When she comes to, Idris Elba (in a horrific southern accent of some kind; why can’t he just be British?) informs Noomi Rapace of the plot.  The Space Jockeys made the Aliens (presumably these guys and the Xenomorphs) as biological weapons and this is their weapons depot.  How does he know that?  It comes out of nowhere and it’s the final nail in this movie’s coffin.  The pilot, a man stated to have no interest in the mission beyond flying the ship, has figured out everything before the mission’s primary scientist figured things out.

Still, Guy Pearce in old makeup wants to meet the Space Jockeys, who it’s revealed are humans in really good shape.  Apparently the Space Jockeys are dicks.  Not that they say this.  Presumably they want to fly their ship of alien precursors to Earth to kill everyone.  Why is never explained.

So Idris Elba crashes Prometheus into the Space Jockey ship to prevent Earth’s destruction.  The Space Jockey ship crashes.  Noomi Rapace moves four feet to the left and dodges the falling spaceship.  Charlize Theron keeps running in a straight line and is crushed to death.  This is very stupid.  Noomi Rapace finds an axe for some reason gets the Space Jockey into the room with the auto-surgeon where the parasite it took out of her is now a massive vagina monster.  She collects David the Androids head, they find a different Space Jockey Ship, and go to find more Space Jockeys to ask them why they’re dicks.  After this, a familiar looking precursor xenomorph pops out of the Space Jockey.

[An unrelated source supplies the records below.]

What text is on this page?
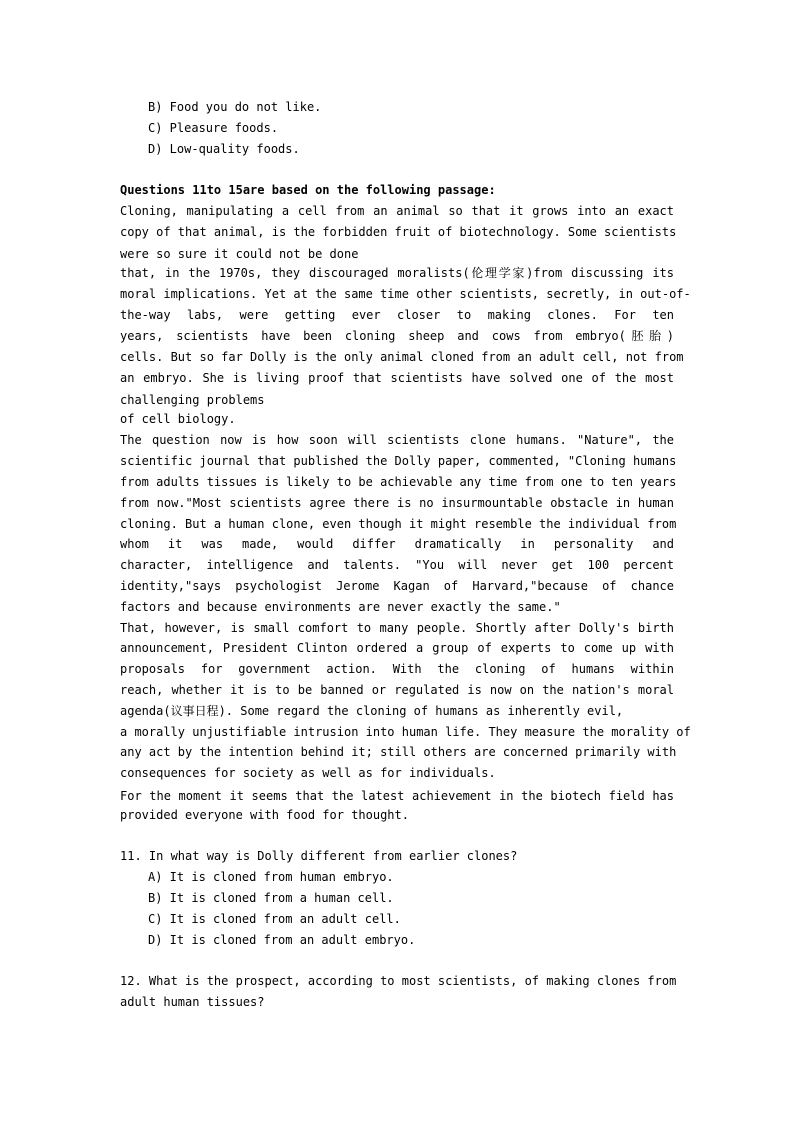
B) Food you do not like.
C) Pleasure foods.
D) Low-quality foods.
Questions 11to 15are based on the following passage:
Cloning, manipulating a cell from an animal so that it grows into an exact
copy of that animal, is the forbidden fruit of biotechnology. Some scientists
were so sure it could not be done
that, in the 1970s, they discouraged moralists(伦理学家)from discussing its
moral implications. Yet at the same time other scientists, secretly, in out-of-
the-way labs, were getting ever closer to making clones. For ten
years, scientists have been cloning sheep and cows from embryo(胚胎)
cells. But so far Dolly is the only animal cloned from an adult cell, not from
an embryo. She is living proof that scientists have solved one of the most
challenging problems
of cell biology.
The question now is how soon will scientists clone humans. "Nature", the
scientific journal that published the Dolly paper, commented, "Cloning humans
from adults tissues is likely to be achievable any time from one to ten years
from now."Most scientists agree there is no insurmountable obstacle in human
cloning. But a human clone, even though it might resemble the individual from
whom it was made, would differ dramatically in personality and
character, intelligence and talents. "You will never get 100 percent
identity,"says psychologist Jerome Kagan of Harvard,"because of chance
factors and because environments are never exactly the same."
That, however, is small comfort to many people. Shortly after Dolly's birth
announcement, President Clinton ordered a group of experts to come up with
proposals for government action. With the cloning of humans within
reach, whether it is to be banned or regulated is now on the nation's moral
agenda(议事日程). Some regard the cloning of humans as inherently evil,
a morally unjustifiable intrusion into human life. They measure the morality of
any act by the intention behind it; still others are concerned primarily with
consequences for society as well as for individuals.
For the moment it seems that the latest achievement in the biotech field has
provided everyone with food for thought.
11. In what way is Dolly different from earlier clones?
A) It is cloned from human embryo.
B) It is cloned from a human cell.
C) It is cloned from an adult cell.
D) It is cloned from an adult embryo.
12. What is the prospect, according to most scientists, of making clones from
adult human tissues?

The movie is gorgeous and I wanted to like the performances.  That’s the best I can do for you.  It just wasn’t very good.  I wanted to like it, but the characters made stupid choices and I lost interest.  It felt like they were trying to do too much.  The Alien movies, despite the hours of time they spent working on the sexual imagery (on full display here) are pretty basic.  People we like are trapped in a confined space with something that wants to kill them, they try to survive.  That’s it.  This movie fails to follow that basic but effective formula that served the franchise very well the first two movies.